The sedge has withered from the lake,
And no birds sing.
John Keats (La Belle Dame Sans Merci, 1819)
Imagine a world where the birds no longer sing from the treetops; imagine a world where the trees no longer tower above our heads; imagine a world where life is death. That’s the world Rachel Carson imagined as she delved into the research for her revelatory book, Silent Spring.
In the first chapter “A Fable for Tomorrow,” Ms. Carson paints a bleak canvas for what happens in a town where the stillness in the air and sky and ground is caused by man’s attempt to unsuccessfully control nature.
“No witchcraft, no enemy action had silenced the rebirth of new life in this stricken world. The people had done it themselves,” she wrote.
Although the town’s silence was a fictional account imagined by Ms. Carson for what could happen in a future world where man continued the folly of attempting to get rid of nature’s unappealing and destructive side by destroying all things in nature, she was discovering that her vision was not far off the mark in certain parts of the country.
When a friend wrote her about the death of birds in her bird sanctuary in Massachusetts, Ms. Carson was in the process of beginning her fourth book about children and nature. The friend was certain that aerial spraying over the bird sanctuary to kill mosquitoes also destroyed her bird population. The friend never wanted her sanctuary sprayed in the first place. She wrote Ms. Carson, wondering how she could stop the next spraying planned by the state of Massachusetts. The question gave Ms. Carson pause as she wondered what kind of rights any of us to prevent the government from spraying poisons over us.
She began researching and discovered the public had no say over the decision. And even though mosquitoes were the target of the spraying in Massachusetts, grasshoppers and visiting bees were the victims. The mosquitoes survived while the birds and insects died.
At first, Ms. Carson thought it would be a good article, but when she approached the magazines, they didn’t want to touch it. Their biggest advertisers were the corporations benefitting the most from the sale of the pesticides.
She then decided it should be a book, but she didn’t want to write it. She wanted to write about life, not poisons and death. None of her respected writer friends, including E.B. White, wanted to broach the topic. But the more she learned, the more she knew the topic must be put out for the public to understand about the nonselective poisons that had previously only been used during wartime and never tested. Within 12 years of World War II ending, the use of these poisons to control agricultural and domestic pests became common place.
One overriding question guided her writing and research: “Is it possible to lay down a barrage of poisons on earth without threatening all life?”
The answer still echoes today with a resounding “No.”
The documentary on Ms. Carson’s final interviews, A Sense of Wonder, shows the shock waves she felt when her research went beyond Massachusetts to Michigan to Florida to California to Wisconsin and beyond.

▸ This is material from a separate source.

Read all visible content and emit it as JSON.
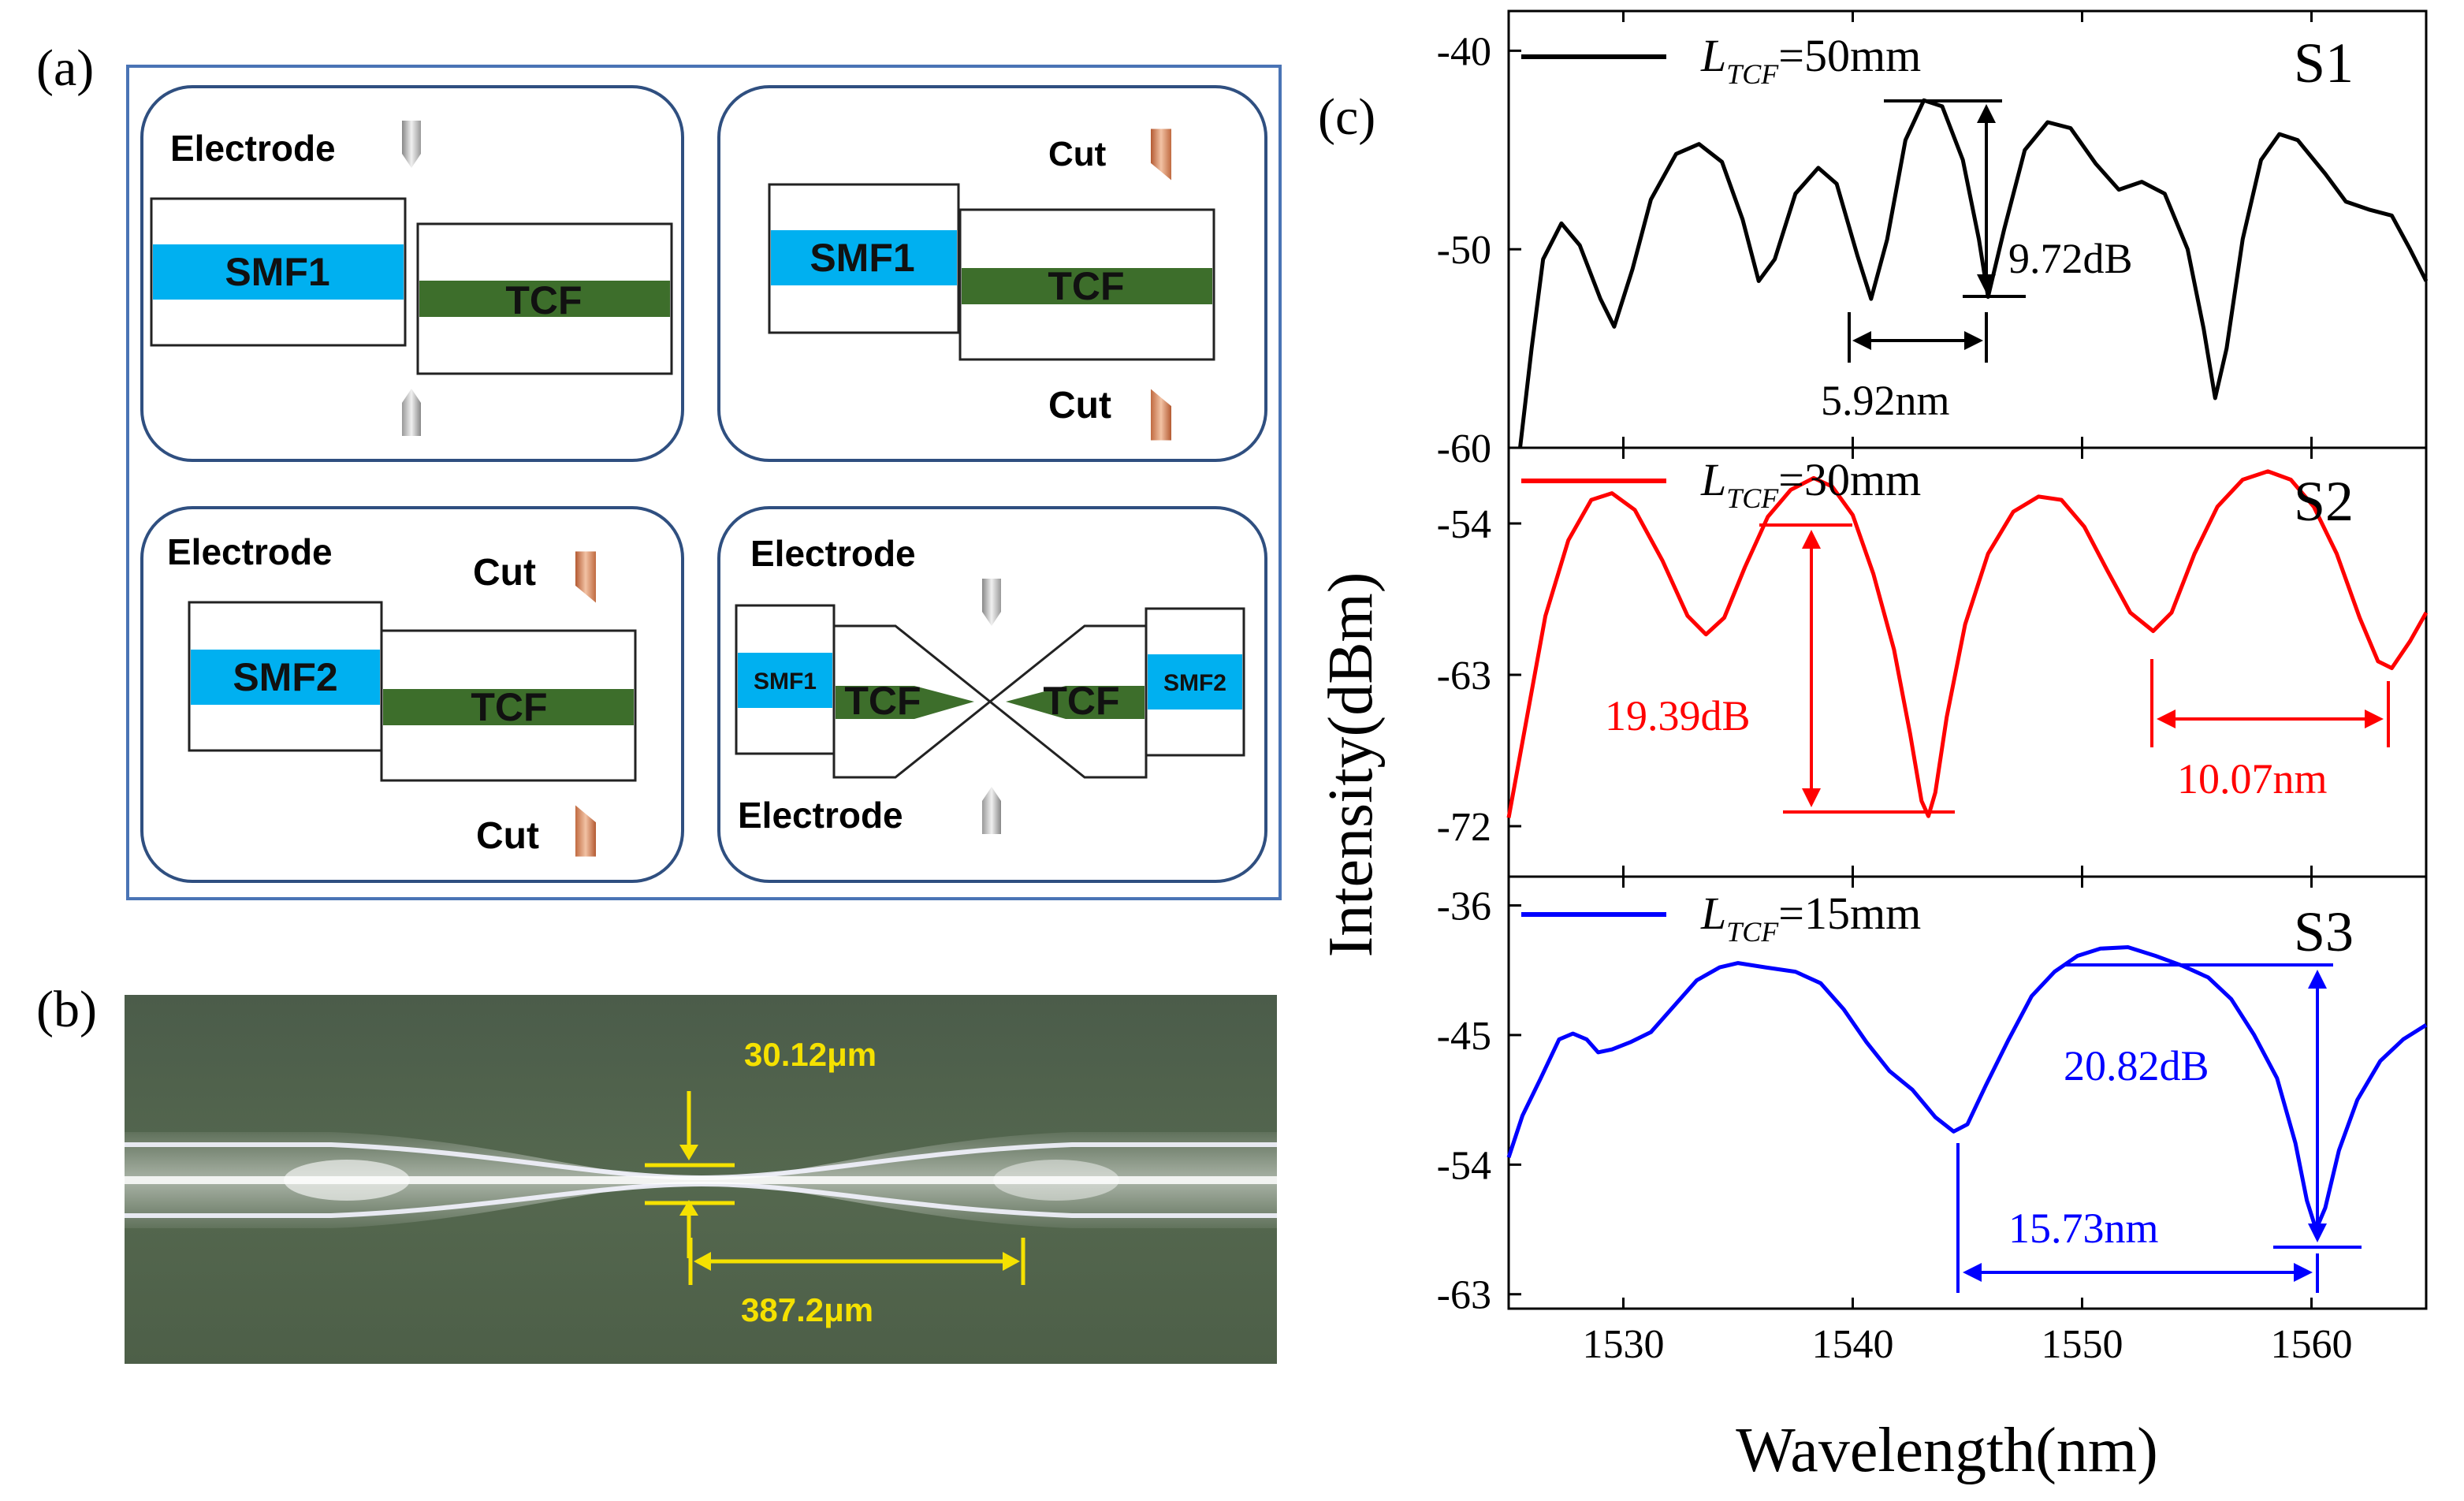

In Florida, efforts to control the sandfly resulted in the death of millions of fish and crabs. In Michigan, the fight to eradicate Dutch elm disease resulted in the death of robins through a chain reaction. Earthworms ate the residue of poisons left on the leaves of the diseased trees and within the year the robins that ate the earthworms were dead or infertile. She discovered the destruction of watersheds, the contamination of milk supplies, and evidence of children falling sick and some dying after playing with empty bags that once contained these poisons we were pouring over our land.

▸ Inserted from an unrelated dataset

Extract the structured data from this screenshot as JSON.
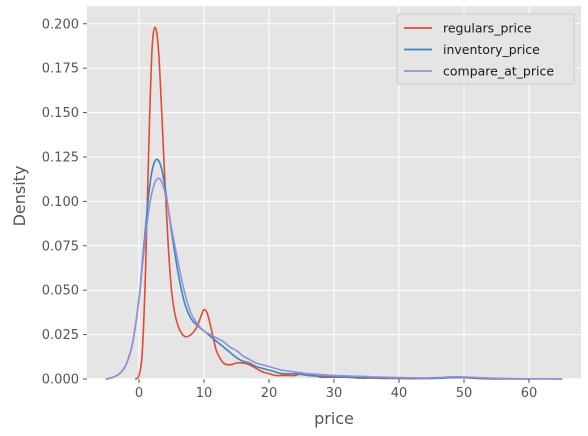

The book had to be written despite the backlash that might be heaped on the author. Fortunately, the Kennedy administration decided to come public with a report that criticized the industry and government several months after the publication of Silent Spring. That report silenced the critics and vindicated Ms. Carson. Eventually Congressional hearings began which concluded with the decision to create a federal policy to safeguard the environment.
Ms. Carson knew of this decision before her death, but she never saw what reverberating actions came in its wake. Silent Spring remains as a warning, but not yet a manifestation.